A week ago, at the age of 15, my brother Diego was diagnosed with Attention Deficit Disorder and put on medication. And now the mysterious, intractable problems of his childhood are gone.  The detentions, demerits, failing grades, and fits of frustration are gone. Have vanished. At least according to my mother, who called me to recount everything in breathless tones. When she described his improved work ethic and new sense of intellectual confidence, I cried. My brother is, for the lack of a better cliché, my favorite person in the world. He is a sweet, brilliant, fragile, brooding kid with an always sharp, sometimes absurd sense of humor. When our uncle’s dog was dying Diego stayed up all night with him, holding him and singing him hushed lullabies until the dog faded away in his arms.
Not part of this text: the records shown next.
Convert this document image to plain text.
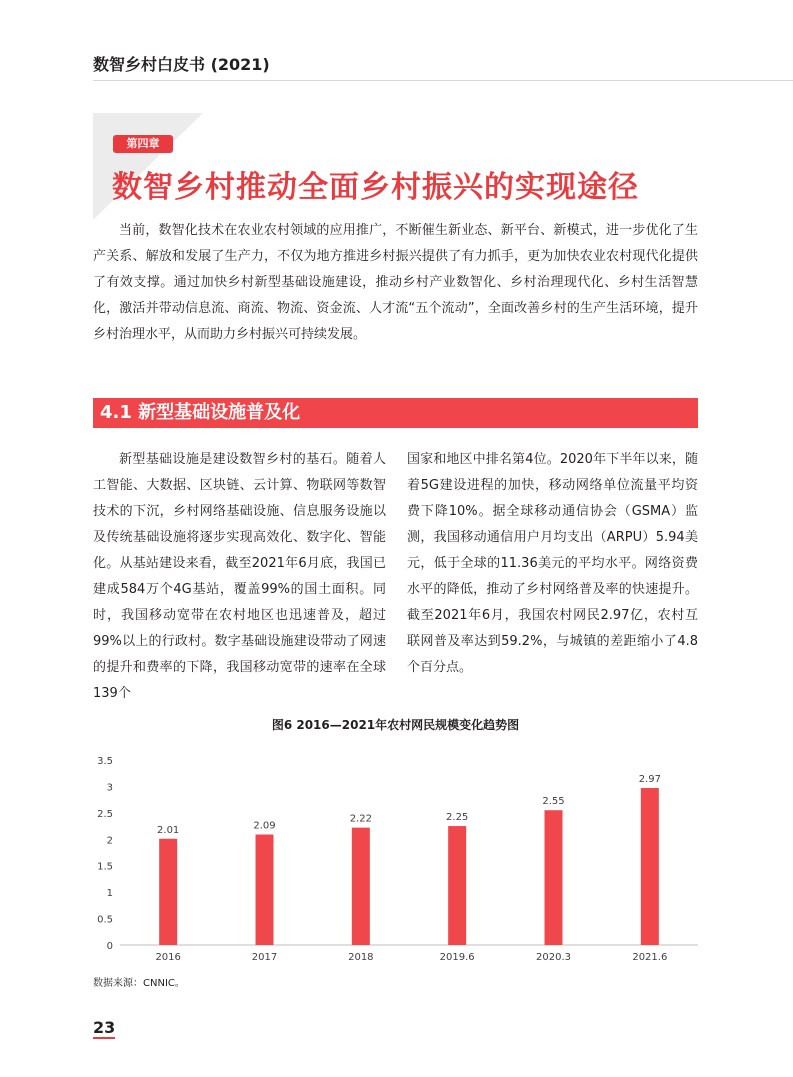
数智乡村白皮书 (2021)
第四章
数智乡村推动全面乡村振兴的实现途径

当前，数智化技术在农业农村领域的应用推广，不断催生新业态、新平台、新模式，进一步优化了生产关系、解放和发展了生产力，不仅为地方推进乡村振兴提供了有力抓手，更为加快农业农村现代化提供了有效支撑。通过加快乡村新型基础设施建设，推动乡村产业数智化、乡村治理现代化、乡村生活智慧化，激活并带动信息流、商流、物流、资金流、人才流“五个流动”，全面改善乡村的生产生活环境，提升乡村治理水平，从而助力乡村振兴可持续发展。

4.1 新型基础设施普及化

新型基础设施是建设数智乡村的基石。随着人工智能、大数据、区块链、云计算、物联网等数智技术的下沉，乡村网络基础设施、信息服务设施以及传统基础设施将逐步实现高效化、数字化、智能化。从基站建设来看，截至2021年6月底，我国已建成584万个4G基站，覆盖99%的国土面积。同时，我国移动宽带在农村地区也迅速普及，超过99%以上的行政村。数字基础设施建设带动了网速的提升和费率的下降，我国移动宽带的速率在全球139个

国家和地区中排名第4位。2020年下半年以来，随着5G建设进程的加快，移动网络单位流量平均资费下降10%。据全球移动通信协会（GSMA）监测，我国移动通信用户月均支出（ARPU）5.94美元，低于全球的11.36美元的平均水平。网络资费水平的降低，推动了乡村网络普及率的快速提升。截至2021年6月，我国农村网民2.97亿，农村互联网普及率达到59.2%，与城镇的差距缩小了4.8个百分点。

图6 2016—2021年农村网民规模变化趋势图
0
0.5
1
1.5
2
2.5
3
3.5
2.01
2016
2.09
2017
2.22
2018
2.25
2019.6
2.55
2020.3
2.97
2021.6
数据来源：CNNIC。
23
His encyclopedic knowledge of pop culture and inherent understanding of its comedic elements have made him more popular than I could ever dream of being. And he is always in trouble. With my mother, with his frustrated teachers, with his tired coaches. For the last ten years not a week has gone by without my mother receiving a detention notice, an email from a concerned teacher, a complaint from his councilor, or a report card studded with Ds and Fs. And this had become the very center of his identity. Maureen Doyle has two kids: the one who got into Yale and the one who doesn’t do anything right. When I heard that his academic problems had evaporated I cried because now, finally, Maureen Doyle can have two kids: the one who got into Yale and the one with the penetrating humor and Mother-Teresa-sized heart, the one who writes cutting short stories and plays a mean game of ping pong, the one who for fifteen years was the most underrated human being I knew.